Java Development News:
EJB 2.1 adds new functionality to EJB QL: Monson-Haefel's Guide to Enterprise JavaBeans
By Richard Monson-Haefel
01 Nov 2002 | TheServerSide.com
Richard Monson-Haefel is the author of Enterprise
JavaBeans, 3rd Edition, Java
Message Service and one of the world's leading experts on Enterprise
Java. He is co-founder of OpenEJB, an open source EJB container used in
Apple Computer's WebObjects, and an independent consultant.
If you read the most recent edition of my book Enterprise JavaBeans, 3rd Edition, you may remember that, at the end of the chapter on EJB QL, I grumbled about several problems with the query language. My biggest complaint was the lack of an ORDER BY clause. I also pointed out other deficiencies like the limited number of functions available.
I'm happy to report that EJB 2.1 has largely addressed these shortcomings with the addition of several new functions and an ORDER BY clause. The purpose of this article is to describe these new features, not to provide an overview of EJB QL in general.

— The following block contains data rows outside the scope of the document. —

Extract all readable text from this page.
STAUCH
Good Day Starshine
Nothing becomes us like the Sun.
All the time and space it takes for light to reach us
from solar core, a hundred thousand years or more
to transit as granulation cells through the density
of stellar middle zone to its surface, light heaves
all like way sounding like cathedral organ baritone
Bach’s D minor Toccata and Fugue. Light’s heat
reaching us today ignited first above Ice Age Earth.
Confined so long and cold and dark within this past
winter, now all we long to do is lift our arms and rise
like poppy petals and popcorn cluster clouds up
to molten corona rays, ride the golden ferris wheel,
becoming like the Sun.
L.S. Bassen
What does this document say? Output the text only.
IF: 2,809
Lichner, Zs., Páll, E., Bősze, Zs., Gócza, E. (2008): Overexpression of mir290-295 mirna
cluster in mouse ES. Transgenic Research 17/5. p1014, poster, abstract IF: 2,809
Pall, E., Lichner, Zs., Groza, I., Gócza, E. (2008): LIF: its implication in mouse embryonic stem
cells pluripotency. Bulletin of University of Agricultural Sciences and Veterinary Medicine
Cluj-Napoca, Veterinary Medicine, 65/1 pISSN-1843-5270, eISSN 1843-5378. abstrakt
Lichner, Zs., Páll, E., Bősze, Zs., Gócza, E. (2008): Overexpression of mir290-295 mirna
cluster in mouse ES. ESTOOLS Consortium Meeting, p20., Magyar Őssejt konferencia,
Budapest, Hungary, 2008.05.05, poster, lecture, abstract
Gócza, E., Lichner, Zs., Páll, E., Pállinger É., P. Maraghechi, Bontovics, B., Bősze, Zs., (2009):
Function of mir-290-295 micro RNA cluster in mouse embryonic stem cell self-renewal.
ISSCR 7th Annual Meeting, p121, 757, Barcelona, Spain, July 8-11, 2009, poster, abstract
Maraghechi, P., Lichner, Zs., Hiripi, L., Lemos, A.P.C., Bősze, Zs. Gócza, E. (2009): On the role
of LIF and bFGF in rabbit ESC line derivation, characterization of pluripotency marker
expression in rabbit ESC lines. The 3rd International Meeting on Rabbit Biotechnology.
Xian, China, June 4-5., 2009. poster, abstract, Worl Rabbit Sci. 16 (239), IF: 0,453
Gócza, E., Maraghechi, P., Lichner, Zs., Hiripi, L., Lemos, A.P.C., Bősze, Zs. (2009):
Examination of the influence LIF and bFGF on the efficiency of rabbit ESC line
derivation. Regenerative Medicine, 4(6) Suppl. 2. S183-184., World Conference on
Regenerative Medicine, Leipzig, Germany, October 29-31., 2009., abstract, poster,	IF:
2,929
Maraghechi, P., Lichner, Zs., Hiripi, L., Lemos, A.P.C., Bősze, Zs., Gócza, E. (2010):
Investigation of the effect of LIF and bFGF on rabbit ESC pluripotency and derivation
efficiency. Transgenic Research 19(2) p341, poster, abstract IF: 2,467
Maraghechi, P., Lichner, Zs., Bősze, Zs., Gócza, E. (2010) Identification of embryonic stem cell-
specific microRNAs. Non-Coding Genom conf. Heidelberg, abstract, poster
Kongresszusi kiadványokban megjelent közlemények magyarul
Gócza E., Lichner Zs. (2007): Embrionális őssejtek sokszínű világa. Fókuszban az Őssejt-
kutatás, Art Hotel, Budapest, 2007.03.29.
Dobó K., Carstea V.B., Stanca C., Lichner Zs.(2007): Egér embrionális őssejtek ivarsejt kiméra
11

At the end of the article I'll also present a short list of features and failings that the next version of the specification should address.
EJB 2.1 has added five new aggregate functions for the SELECT clause as well as a new MOD function for the WHERE clause.
EJB 2.0 defined six functions you can use in the WHERE clause of an EJB QL statement: CONCAT(), LENGTH(), LOCATE(), SUBSTRING(), ABS(), and SQRT(). EJB 2.1 introduces a new modulus functional expression; MOD() takes two integer values as parameters, divides the first by the second, and returns the remainder. For example:
MOD( 7, 3 ) = 1.
A far more important change, however, is the definition of five new aggregate functions to be used in the SELECT clause of a EJB QL statement including: COUNT(), MAX( ), MIN( ), AVG( ) and SUM( ). Aggregate functions are used with queries that return a collection of values. They are fairly simple to understand and can be handy, especially the COUNT() function. It's important to understand that aggregate functions can be used only with select methods, not with find methods. The find methods may return only a entity (local or remote) EJB Object references (either a single reference or a Collection of them).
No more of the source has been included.